After the elections were postponed, Nigerian novelist Chimamanda Ngozi Adichie penned Democracy, Deferred, and International Crisis Group posted and Nigeria’s Elections: A Perilous Postponement. (For additional background, see previous ICG reports Nigeria’s Dangerous 2015 Elections: Limiting the Violence and Curbing Violence in Nigeria (II): The Boko Haram Insurgency). In addition, in Democracy is Taking Root in Nigeria, Uchenna Ekwo argued that Nigeria’s democracy is challenged, but growing stronger.

African Arguments’ Nigeria Forum has been hosting a wide array of contributors, notably Incumbency and Opportunity: forecasting Nigeria’s 2015 elections by Zainab Usman and Oliver Owen and In the event of a Buhari win by Tolu Ogunlesi. Outside of African Arguments, Alex Thurston cautioned Don’t ignore Nigeria’s gubernatorial elections.
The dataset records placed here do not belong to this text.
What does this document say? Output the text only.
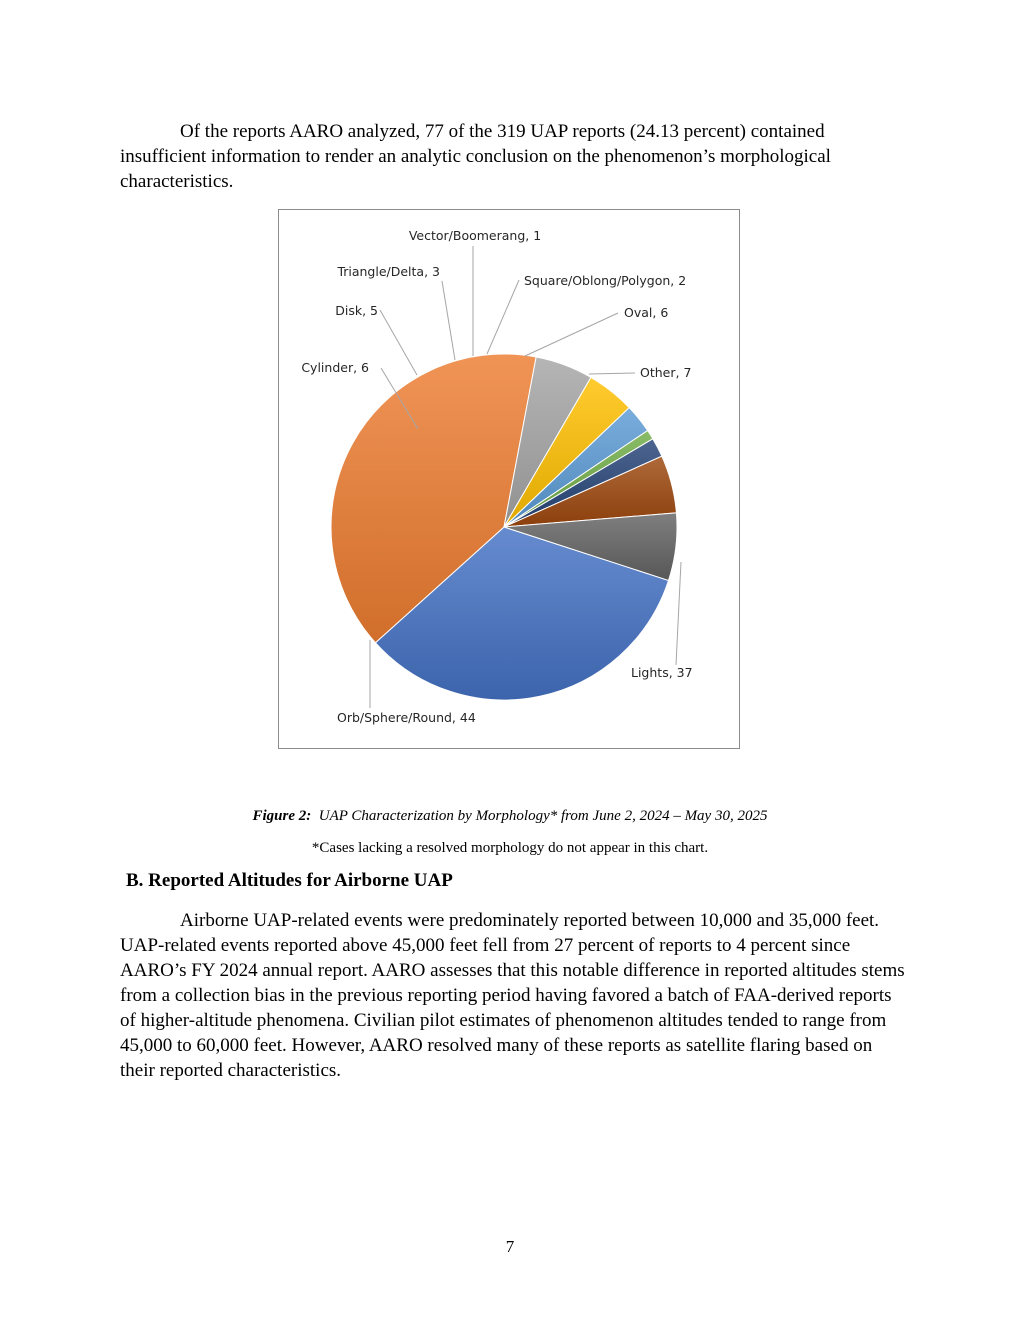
Of the reports AARO analyzed, 77 of the 319 UAP reports (24.13 percent) contained insufficient information to render an analytic conclusion on the phenomenon’s morphological characteristics.

Lights, 37
Orb/Sphere/Round, 44
Cylinder, 6
Disk, 5
Triangle/Delta, 3
Vector/Boomerang, 1
Square/Oblong/Polygon, 2
Oval, 6
Other, 7

Figure 2: UAP Characterization by Morphology* from June 2, 2024 – May 30, 2025

*Cases lacking a resolved morphology do not appear in this chart.

B. Reported Altitudes for Airborne UAP

Airborne UAP-related events were predominately reported between 10,000 and 35,000 feet. UAP-related events reported above 45,000 feet fell from 27 percent of reports to 4 percent since AARO’s FY 2024 annual report. AARO assesses that this notable difference in reported altitudes stems from a collection bias in the previous reporting period having favored a batch of FAA-derived reports of higher-altitude phenomena. Civilian pilot estimates of phenomenon altitudes tended to range from 45,000 to 60,000 feet. However, AARO resolved many of these reports as satellite flaring based on their reported characteristics.

7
Some analyses tried to deconstruct the over-simplification of the country’s internal divisions, like Tolu Ogunlesi’s Nigeria’s Internal Struggles or unravel the dominant narratives on the primary presidential candidates Goodluck Jonathan and Muhammadu Buhari, such as Alex Thurston’s Nigeria’s Elections: Beyond “The Bumbler vs. the Thug”.

AfroBarometer released Nigeria’s pre-election pulse: Mixed views on democracy and accountability, with public opinion polling on Nigerians’ views on the quality of democracy in the country, support for legislative oversight, trust of elected leaders, religious leaders, and executives, and accountability of elected leaders.

Regarding Boko Haram and its connections to global jihadi movements, the Nigeria Security Network released Special report: The end of Boko Haram?, Hilary Matfess argued that Boko Haram is not al-Qaeda, and Obinna Anyadike (quoting Ryan Cummings and Jacob Zenn, who’ve written extensively on Boko Haram) tackled the question What does the Boko Haram/IS alliance mean?.

Regional security initiatives against Boko Haram are just getting off the ground, so I haven’t found assessments (aside from news articles) of ongoing operations. In the mean time, Celeste Hicks has written on Chad’s role in the region in Clay Feet: Chad’s Surprising Rise and Enduring Weaknesses.

Davin O’Regan has analyzed The Geography of Boko Haram: More Deadly but More Remote, while the following sources have been tracking violence in Nigeria:

As 2014 drew to a close and most of the Chibok girls were still missing, Alexis Okeowo asked As the year ends, where are Nigeria’s kidnapped girls?. Chika Oduah also wrote on the human impact of Boko Haram in Executions, beatings and forced marriage: Life as a Boko Haram captive. See also the UN’s Office for the Coordinator of Humanitarian Affairs (OCHA) Nigeria: Displacement – Humanitarian Snapshot (as of 10 March 2015).

On U.S. policy in Nigeria in context of elections – including details on increasing support to the country’s Lake Chad Basin neighbors – see Nigeria’s 2015 Elections and the Boko Haram Crisis by Lauren Ploch Blanchard.

There’s many more analyses out there, but this is all I’ve had time to digest, so eat, read, and be merry.